While it’s generally accepted that it’s more important to have a perfect body line than a great pull, to really reach your potential, you’re going to need both. In watching our last five freestyle-specific DVDs, I was in search of the image of a better catch, but what I found gave me something else to think about. What do these five great swimmers have in common OTHER than a powerful catch? A slightly elevated head position.
Why Do It:
Whether you swim with or without a coach, it’s difficult to learn new skills, which is why watching the great swimmers helps so much. Expanding your personal swimming horizons is key to maximizing your swimming.
How to Do It:
1. Start swimming freestyle with your head in a very low, or "neutral" position. Try to have your entire head… or most of it… under the water. Swim a length or two like this, with your attention on the front of your pull, or your catch.
2. Next, swim a length or two with your eyes right on the surface. Yes, this is too high, but it’s a good triathlete drill for sighting, and will make the next few lengths feel much easier. Again, focus your attention on your catch.
3. Now, lower your head somewhere between those two points, not directly down, not directly up, but probably a bit more down than up. Feeling what’s right will be very important.
4. See if you can "see" the catch occuring out front. If you’re wearing Swedish goggles, you’ll see your hand extending in the refraction on the top of the goggles. If you have goggles with rubber edges, you probably still won’t see your hands until they’ve already started to pull. With your head just a bit higher than normal, you should be able to get a better catch sooner in the stroke.

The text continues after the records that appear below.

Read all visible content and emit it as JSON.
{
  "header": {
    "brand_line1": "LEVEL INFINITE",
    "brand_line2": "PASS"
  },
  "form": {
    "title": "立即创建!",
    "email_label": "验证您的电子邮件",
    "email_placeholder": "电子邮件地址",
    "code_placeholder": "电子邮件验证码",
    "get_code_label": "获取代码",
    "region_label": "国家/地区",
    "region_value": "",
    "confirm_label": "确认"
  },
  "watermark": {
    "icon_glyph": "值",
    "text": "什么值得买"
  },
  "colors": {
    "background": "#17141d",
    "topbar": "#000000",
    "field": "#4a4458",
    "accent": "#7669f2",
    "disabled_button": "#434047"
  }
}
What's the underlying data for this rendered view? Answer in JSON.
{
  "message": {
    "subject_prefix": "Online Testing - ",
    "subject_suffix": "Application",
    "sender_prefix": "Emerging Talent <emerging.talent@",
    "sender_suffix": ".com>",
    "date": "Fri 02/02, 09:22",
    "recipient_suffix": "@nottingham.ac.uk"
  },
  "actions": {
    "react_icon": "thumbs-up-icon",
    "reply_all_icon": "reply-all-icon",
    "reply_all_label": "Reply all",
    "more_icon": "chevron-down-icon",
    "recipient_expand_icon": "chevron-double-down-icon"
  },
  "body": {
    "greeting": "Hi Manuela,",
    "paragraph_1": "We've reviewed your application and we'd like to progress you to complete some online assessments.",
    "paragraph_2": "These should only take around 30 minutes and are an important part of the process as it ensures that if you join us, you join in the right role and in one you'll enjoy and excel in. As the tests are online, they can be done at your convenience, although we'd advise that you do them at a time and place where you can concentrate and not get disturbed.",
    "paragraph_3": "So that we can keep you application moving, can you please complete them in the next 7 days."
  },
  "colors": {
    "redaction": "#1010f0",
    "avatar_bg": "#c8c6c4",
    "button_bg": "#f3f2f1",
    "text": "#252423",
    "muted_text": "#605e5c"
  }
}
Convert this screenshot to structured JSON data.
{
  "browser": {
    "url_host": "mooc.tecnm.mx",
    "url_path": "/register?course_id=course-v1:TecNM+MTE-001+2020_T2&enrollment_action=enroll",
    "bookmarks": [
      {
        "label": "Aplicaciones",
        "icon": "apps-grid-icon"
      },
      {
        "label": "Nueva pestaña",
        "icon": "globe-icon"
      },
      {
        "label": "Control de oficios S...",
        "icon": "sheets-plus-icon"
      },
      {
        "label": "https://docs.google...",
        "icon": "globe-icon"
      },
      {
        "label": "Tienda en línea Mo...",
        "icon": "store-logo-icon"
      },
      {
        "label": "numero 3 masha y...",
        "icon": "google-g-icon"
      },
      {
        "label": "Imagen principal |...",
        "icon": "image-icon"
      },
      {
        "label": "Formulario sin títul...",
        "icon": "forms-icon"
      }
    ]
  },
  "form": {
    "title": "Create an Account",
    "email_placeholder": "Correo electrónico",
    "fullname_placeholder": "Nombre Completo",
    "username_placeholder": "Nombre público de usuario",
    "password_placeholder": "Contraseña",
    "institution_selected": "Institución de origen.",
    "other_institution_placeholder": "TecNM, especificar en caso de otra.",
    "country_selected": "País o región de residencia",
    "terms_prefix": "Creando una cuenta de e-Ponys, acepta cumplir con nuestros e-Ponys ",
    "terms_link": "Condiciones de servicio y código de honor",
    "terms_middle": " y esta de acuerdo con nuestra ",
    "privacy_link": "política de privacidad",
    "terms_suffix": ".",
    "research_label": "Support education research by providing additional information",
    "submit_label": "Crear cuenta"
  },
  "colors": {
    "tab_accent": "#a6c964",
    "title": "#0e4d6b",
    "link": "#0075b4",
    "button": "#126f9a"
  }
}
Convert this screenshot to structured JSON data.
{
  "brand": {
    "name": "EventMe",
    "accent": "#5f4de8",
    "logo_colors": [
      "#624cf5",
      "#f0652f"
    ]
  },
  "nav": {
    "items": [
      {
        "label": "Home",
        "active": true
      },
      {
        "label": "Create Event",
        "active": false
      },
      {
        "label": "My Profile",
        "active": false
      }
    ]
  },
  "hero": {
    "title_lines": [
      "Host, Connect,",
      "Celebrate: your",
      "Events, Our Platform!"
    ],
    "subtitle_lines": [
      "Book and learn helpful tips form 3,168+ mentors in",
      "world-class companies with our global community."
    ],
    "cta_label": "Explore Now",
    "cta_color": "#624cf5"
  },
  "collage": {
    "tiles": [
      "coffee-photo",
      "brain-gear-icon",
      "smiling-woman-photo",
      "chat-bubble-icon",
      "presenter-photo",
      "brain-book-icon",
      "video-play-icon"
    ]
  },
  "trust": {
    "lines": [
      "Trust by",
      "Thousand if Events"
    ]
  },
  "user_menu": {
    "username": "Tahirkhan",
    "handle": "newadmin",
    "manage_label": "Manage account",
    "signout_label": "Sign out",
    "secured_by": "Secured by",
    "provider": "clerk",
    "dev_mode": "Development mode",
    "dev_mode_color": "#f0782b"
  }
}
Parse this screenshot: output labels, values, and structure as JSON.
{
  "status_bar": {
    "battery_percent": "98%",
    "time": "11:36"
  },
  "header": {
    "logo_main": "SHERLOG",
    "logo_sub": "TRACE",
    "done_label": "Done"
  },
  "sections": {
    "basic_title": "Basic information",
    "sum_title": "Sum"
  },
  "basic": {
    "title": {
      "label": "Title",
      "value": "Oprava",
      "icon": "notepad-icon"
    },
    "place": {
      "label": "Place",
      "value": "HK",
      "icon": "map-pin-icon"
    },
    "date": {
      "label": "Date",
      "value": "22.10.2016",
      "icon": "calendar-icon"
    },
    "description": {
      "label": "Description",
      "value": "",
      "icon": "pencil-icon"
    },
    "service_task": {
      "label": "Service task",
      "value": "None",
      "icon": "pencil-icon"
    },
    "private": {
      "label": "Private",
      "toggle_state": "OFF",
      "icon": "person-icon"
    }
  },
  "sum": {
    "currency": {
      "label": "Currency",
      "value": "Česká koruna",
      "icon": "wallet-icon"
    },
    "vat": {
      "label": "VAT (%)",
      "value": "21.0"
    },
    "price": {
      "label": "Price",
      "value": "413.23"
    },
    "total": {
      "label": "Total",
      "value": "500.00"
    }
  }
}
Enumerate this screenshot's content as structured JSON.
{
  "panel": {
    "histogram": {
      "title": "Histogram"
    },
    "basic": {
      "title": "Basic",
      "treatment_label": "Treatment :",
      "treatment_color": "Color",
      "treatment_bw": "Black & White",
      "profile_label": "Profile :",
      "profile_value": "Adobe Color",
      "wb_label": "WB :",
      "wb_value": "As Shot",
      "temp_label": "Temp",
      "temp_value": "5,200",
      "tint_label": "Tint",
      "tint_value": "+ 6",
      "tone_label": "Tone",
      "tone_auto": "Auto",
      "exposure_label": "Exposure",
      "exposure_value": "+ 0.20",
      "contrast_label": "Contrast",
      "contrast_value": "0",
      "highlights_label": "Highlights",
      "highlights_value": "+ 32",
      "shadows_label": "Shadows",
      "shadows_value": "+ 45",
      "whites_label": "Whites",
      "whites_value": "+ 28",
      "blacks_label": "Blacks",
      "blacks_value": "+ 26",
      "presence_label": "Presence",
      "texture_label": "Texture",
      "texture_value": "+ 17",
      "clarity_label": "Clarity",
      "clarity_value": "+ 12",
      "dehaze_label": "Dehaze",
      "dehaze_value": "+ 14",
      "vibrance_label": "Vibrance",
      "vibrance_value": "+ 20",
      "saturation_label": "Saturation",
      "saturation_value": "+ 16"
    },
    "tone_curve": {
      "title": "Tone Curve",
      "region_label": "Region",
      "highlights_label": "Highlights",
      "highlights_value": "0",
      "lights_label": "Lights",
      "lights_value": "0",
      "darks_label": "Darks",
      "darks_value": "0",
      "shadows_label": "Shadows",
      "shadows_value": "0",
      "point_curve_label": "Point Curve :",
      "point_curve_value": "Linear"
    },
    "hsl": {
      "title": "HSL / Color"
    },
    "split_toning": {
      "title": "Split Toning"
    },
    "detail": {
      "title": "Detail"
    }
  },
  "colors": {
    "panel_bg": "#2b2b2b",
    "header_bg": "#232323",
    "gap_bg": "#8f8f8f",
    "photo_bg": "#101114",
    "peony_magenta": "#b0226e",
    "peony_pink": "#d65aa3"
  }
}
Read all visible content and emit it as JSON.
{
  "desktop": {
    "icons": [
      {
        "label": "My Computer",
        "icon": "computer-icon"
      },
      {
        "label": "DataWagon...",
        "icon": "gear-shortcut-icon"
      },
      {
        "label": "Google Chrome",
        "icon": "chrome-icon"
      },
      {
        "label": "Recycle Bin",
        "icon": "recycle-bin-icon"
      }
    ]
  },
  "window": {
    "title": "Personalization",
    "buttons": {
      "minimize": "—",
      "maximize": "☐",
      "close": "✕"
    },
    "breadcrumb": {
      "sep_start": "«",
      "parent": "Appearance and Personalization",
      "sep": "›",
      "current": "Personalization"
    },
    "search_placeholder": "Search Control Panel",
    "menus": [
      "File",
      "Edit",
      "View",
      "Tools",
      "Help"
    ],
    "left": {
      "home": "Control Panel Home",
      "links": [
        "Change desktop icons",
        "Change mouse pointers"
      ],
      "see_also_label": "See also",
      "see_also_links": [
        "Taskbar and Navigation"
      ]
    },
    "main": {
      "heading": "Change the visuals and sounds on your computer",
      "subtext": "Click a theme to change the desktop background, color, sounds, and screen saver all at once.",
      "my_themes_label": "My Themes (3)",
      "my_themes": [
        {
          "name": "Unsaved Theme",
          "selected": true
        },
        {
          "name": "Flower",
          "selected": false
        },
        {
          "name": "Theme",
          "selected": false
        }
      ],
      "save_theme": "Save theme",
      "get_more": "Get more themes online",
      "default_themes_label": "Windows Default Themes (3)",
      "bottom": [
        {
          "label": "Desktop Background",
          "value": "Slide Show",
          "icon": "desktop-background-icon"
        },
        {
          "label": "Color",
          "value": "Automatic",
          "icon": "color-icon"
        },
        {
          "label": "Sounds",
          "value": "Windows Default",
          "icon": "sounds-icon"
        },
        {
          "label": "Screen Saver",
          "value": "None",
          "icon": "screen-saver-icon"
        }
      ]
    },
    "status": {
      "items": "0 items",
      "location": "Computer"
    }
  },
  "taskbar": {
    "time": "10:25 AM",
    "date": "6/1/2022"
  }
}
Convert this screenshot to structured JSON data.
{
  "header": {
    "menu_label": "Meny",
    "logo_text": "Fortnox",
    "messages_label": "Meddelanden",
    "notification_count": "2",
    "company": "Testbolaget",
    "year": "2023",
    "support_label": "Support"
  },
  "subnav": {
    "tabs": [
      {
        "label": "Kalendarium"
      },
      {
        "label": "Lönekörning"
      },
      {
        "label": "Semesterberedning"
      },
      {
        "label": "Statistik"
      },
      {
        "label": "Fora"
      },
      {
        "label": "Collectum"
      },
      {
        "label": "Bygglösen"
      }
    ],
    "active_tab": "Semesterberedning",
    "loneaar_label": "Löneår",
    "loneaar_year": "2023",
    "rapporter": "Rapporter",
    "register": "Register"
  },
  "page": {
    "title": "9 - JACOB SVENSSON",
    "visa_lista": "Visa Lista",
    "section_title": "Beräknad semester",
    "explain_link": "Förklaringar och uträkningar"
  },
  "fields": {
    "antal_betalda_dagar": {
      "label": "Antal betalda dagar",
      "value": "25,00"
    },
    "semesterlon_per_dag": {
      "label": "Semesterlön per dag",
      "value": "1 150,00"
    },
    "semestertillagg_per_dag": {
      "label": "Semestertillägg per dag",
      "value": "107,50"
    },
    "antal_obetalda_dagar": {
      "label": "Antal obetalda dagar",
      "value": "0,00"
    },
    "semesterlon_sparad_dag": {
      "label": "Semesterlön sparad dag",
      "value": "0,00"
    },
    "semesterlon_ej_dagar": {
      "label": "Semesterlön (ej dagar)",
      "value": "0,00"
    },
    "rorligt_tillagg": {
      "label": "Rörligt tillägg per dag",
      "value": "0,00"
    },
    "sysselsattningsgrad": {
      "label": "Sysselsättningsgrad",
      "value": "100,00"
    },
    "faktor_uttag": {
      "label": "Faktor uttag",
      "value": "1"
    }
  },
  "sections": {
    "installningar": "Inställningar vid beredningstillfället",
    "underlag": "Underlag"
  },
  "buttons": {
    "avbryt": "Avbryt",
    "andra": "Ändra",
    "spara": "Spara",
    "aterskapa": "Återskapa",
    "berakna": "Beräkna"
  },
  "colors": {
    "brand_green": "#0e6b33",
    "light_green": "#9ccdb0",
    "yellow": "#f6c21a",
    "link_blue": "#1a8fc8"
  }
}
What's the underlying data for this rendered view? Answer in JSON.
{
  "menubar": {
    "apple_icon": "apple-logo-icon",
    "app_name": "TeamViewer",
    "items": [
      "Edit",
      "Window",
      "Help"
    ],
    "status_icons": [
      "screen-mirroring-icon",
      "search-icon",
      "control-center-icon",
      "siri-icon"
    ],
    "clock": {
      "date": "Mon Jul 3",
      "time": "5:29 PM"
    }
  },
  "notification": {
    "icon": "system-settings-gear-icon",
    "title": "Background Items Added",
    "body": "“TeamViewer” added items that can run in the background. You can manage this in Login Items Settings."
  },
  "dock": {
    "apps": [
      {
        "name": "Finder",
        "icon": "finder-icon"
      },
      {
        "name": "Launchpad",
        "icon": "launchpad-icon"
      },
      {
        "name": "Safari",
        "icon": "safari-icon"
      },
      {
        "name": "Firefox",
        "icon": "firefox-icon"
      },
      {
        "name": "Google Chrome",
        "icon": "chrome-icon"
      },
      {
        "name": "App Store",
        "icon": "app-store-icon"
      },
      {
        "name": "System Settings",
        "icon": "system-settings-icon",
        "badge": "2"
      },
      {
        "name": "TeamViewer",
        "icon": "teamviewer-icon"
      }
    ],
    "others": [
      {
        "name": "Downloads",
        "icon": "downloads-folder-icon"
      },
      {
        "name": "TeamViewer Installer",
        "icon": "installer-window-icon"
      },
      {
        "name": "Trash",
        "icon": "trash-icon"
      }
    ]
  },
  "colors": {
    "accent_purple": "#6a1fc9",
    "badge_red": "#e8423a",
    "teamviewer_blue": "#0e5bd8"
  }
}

How to Do It Really Well (the Fine Points):
Catch early… and let go early. By using your eyes to almost "see" the catch, you should feel your entire arm hooking in, or connecting more with the water earlier in the pull. To make sure the focus stays there, release the hand earlier than you usually do, and get it back out front again. Continue to experiment to find the best position, and don’t overdo it. Body position and your overall shape in the water are still more important than the catch. Just don’t forget that you still have to connect to move forward, and a slight lift of the head shouldn’t impact your body position.